Missing Men: Unpacking Humanitarianism's Gendered Rhetorics on Gaza

This talk focuses on gender within the rhetorics of normative Humanitarianism’s advocacy on behalf of Gaza’s suffering population – tracing its continuities from the previous era of Israeli siege / sanctions and its permutations in the present unending genocidal war. 

Under 15 years of devastating siege and sanctions, Gaza women as a category became marked out as the particular moral object necessary for the operation of Humanitarian care: the “exemplary victims” of Gaza’s “Humanitarian Crisis”. In Israel’s current genocidal war, Gaza women have been conjoined into the well-known war category, womenchildren, granting them along with children the master status of “innocent civilian”.
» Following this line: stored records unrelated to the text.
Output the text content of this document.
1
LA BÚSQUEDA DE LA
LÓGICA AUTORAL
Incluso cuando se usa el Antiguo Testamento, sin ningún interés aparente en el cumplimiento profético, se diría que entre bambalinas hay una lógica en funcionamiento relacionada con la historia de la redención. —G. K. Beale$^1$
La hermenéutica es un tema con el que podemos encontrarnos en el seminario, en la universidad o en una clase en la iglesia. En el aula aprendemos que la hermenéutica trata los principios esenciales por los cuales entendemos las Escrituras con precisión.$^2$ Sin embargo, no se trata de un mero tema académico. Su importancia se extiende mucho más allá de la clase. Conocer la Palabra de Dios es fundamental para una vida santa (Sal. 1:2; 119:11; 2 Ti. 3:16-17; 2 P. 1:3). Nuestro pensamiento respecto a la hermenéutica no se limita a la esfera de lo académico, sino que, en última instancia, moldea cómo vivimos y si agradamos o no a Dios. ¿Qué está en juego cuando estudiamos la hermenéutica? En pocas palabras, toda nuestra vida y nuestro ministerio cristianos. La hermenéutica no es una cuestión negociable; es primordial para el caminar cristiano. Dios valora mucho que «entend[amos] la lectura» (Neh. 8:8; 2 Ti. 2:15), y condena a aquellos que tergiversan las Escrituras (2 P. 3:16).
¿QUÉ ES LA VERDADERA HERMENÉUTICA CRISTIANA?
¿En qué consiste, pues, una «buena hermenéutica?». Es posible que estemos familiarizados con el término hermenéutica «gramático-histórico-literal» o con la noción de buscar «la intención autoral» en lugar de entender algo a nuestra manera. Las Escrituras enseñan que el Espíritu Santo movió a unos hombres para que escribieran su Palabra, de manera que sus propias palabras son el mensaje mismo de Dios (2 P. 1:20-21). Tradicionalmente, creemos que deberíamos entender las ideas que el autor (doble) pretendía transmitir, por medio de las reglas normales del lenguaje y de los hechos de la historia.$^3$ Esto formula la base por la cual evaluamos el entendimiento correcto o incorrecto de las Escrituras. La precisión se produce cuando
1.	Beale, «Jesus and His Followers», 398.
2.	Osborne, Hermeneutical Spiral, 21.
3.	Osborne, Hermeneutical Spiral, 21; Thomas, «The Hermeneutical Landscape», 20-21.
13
Where previously, Gazan civilian men and masculinities appeared only as patriarchal obstacles to Gazan women’s liberal freedom or the source of harms against them, in Humanitarian representations of the current genocidal war, Gaza men are missing subjects altogether. Ultimately, through shifting our focus onto Gazan’s embodied experience of Israel’s genocidal violence can we move beyond these selective (sympathetic-complicit) humanitarian frames and begin to unravel how gender is both central in the dynamics of this war and in what ways it has been made irrelevant to it.

Dr Rema Hammami is an Associate Arofessor of anthropology at Birzeit University where she has been a faculty member in the Institute of Women's Studies since 1995. She received her BA in political science from the University of Cincinnati and her MA and PhD in cultural anthropology from Temple University.

Chaired by Dr Lotte Buch Segal, Senior Lecturer in Social Anthropology at the University of Edinburgh.